In this scenario, your bias towards your favorite may actually hinder your decision making. When evaluating new talent, it is important to look at candidates objectively, which can be difficult when you are leaning strongly in one direction straight away. So how do we address this situation? Be critical of the candidates that you prefer, and leave the emotions out. When we like a candidate right away, we tend to rationalize shortcomings, even if the candidate clearly lacks qualifications that you need. And don’t rely on your judgment alone. Put the candidate you like in front of others, and see how your perspective lines up with theirs. Collaboration can expose truths about candidates that you may have missed, or even ignored altogether. On the other hand, be sure to do the same with candidates that you don’t initially prefer. Ask the right questions, and stay as objective as possible when evaluating them. Put the candidate in front of your colleagues, and compare their reactions to your own. You may find that the candidate you like is not a good fit in reality, and might even discover the candidate you didn’t like is the right one for the job. Your initial reactions may turn out correct, but it’s good to be sure.
Great Social Policy, So-So On Foreign Policy, But the Economy … Don’t Get Me Started
The dilemma of today’s independent. As an unaffiliated voter, you like one candidate’s stance on social issues, and may even see eye to eye on foreign policy. But economic policy? Oh, that damned economy…

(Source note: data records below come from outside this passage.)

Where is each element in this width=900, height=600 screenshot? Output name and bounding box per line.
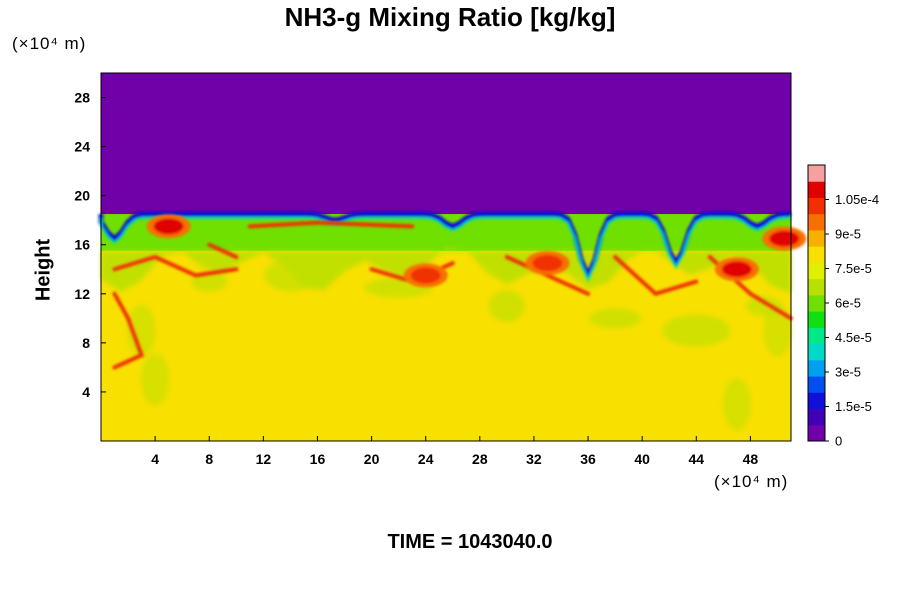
colorbar-segment	[808, 165, 825, 182]
x-tick-label: 20	[364, 451, 380, 467]
x-tick-label: 4	[151, 451, 159, 467]
colorbar-segment	[808, 408, 825, 426]
maximum-core	[153, 218, 184, 235]
colorbar-segment	[808, 376, 825, 393]
plume	[589, 308, 642, 329]
filament	[112, 254, 239, 278]
filament	[207, 242, 239, 259]
maximum-core	[532, 255, 563, 272]
x-axis-unit: (×10⁴ m)	[714, 472, 789, 491]
y-axis-unit: (×10⁴ m)	[12, 34, 87, 53]
chart-title: NH3-g Mixing Ratio [kg/kg]	[284, 2, 616, 32]
colorbar-tick-label: 1.5e-5	[835, 399, 872, 414]
boundary-line	[98, 211, 792, 282]
colorbar-segment	[808, 197, 825, 215]
plume	[662, 314, 731, 347]
filament	[112, 291, 145, 370]
upper-layer	[101, 73, 791, 215]
colorbar-segment	[808, 229, 825, 247]
plot-frame	[100, 72, 792, 442]
colorbar-tick-label: 4.5e-5	[835, 330, 872, 345]
colorbar-tick-label: 6e-5	[835, 296, 861, 311]
colorbar-tick-label: 0	[835, 434, 842, 449]
x-tick-label: 12	[256, 451, 272, 467]
plume	[763, 304, 792, 357]
colorbar-tick-label: 3e-5	[835, 365, 861, 380]
colorbar: 0 1.5e-5 3e-5 4.5e-5 6e-5 7.5e-5 9e-5 1.05e-4	[807, 164, 879, 449]
x-tick-label: 40	[634, 451, 650, 467]
x-tick-label: 48	[743, 451, 759, 467]
colorbar-segment	[808, 327, 825, 345]
y-tick-label: 28	[74, 90, 90, 106]
y-tick-label: 4	[82, 384, 90, 400]
colorbar-segment	[808, 181, 825, 198]
heatmap-field	[98, 73, 807, 441]
colorbar-tick-label: 1.05e-4	[835, 192, 879, 207]
boundary-group	[98, 211, 792, 282]
x-tick-label: 8	[205, 451, 213, 467]
filament	[613, 255, 699, 297]
plume	[722, 378, 751, 431]
x-tick-label: 16	[310, 451, 326, 467]
filament	[504, 255, 591, 296]
maximum-core	[721, 261, 752, 278]
y-tick-label: 8	[82, 335, 90, 351]
x-tick-label: 36	[580, 451, 596, 467]
y-tick-label: 20	[74, 188, 90, 204]
filaments	[112, 214, 807, 370]
colorbar-segment	[808, 294, 825, 312]
time-label: TIME = 1043040.0	[387, 531, 553, 553]
y-tick-label: 24	[74, 139, 90, 155]
x-axis-ticks: 4 8 12 16 20 24 28 32 36 40 44 48	[151, 436, 758, 467]
colorbar-segment	[808, 343, 825, 361]
plume	[264, 259, 317, 292]
plume	[141, 353, 170, 406]
colorbar-segment	[808, 392, 825, 410]
boundary-line-inner	[100, 217, 792, 282]
plume	[488, 290, 525, 323]
x-tick-label: 44	[689, 451, 705, 467]
y-tick-label: 12	[74, 286, 90, 302]
colorbar-segment	[808, 262, 825, 280]
x-tick-label: 28	[472, 451, 488, 467]
colorbar-segment	[808, 246, 825, 263]
colorbar-segment	[808, 278, 825, 296]
y-axis-ticks: 4 8 12 16 20 24 28	[74, 90, 106, 400]
colorbar-tick-label: 7.5e-5	[835, 261, 872, 276]
colorbar-segment	[808, 359, 825, 377]
maximum-core	[410, 267, 441, 284]
filament	[247, 220, 415, 229]
colorbar-tick-label: 9e-5	[835, 227, 861, 242]
colorbar-segment	[808, 213, 825, 231]
colorbar-segment	[808, 424, 825, 442]
x-tick-label: 24	[418, 451, 434, 467]
maximum-core	[769, 230, 800, 247]
plume	[127, 304, 156, 357]
y-tick-label: 16	[74, 237, 90, 253]
colorbar-segment	[808, 311, 825, 328]
x-tick-label: 32	[526, 451, 542, 467]
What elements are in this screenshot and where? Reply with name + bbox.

Many voters end up casting a ballot based on most important and pressing issues of the day, even when they disagree on other issues. Selecting candidates to hire requires a different approach. Not every qualification is make or break, but it is important to establish your core nonnegotiables for hiring. Disregarding a lack a qualification in one nonnegotiable area for a high level of aptitude in another area may seem like an acceptable compromise, but in reality, the nonnegotiables are what they are for a reason. There will always be great candidates. You just have to make sure you hire the ones that fit your needs.
Pick the lesser of two evils
Better the turban then the mitre, they say. In the world of politics, many voters feel boxed in by the political parties, and though neither candidate feels like a good choice, their sense of civic duty compels them to make a choice. Voters weigh the choices against each other, and choose the least unappealing choice. A sad but true reality for many a citizen.
Picking the lesser of two evils is a reality for many voters, but it should not be a philosophy taken into hiring. In a competitive talent market, hiring managers may end up with a batch of candidates that come up short of their needs, but think that a choice must be made, and pick the best of the batch. In the long run, picking a candidate that falls short of your requirements can very likely lead to a failed placement, and can be a waste of the time and resources already invested in the process. So, what do you do? Again, you must hold strong with your core nonnegotiables, and make sure that you are being realistic and reasonable with them in relation to compensation and experience. Evaluate potential hires based on them, and if no one meets those requirements, then it is time to start looking again.
In Hiring, Be The Ron Paul Supporter
Despite his absence on the ballot, Ron Paul retains adamant supporters who see eye to eye with him on most of the issues. His supporters stick to their guns, and hope for the change to come someday. The bottom line is that hiring should not come down to weighing choices against other choices. In a bind, it may seem like there is no other alternative, but sacrificing for the sake of hiring can lead to less-than-optimal outcomes. Evaluate candidates for who they are, and not how they compare to others. Stick to your guns, and hold out for the right person. Do this, and you will ensure a better hire in the end.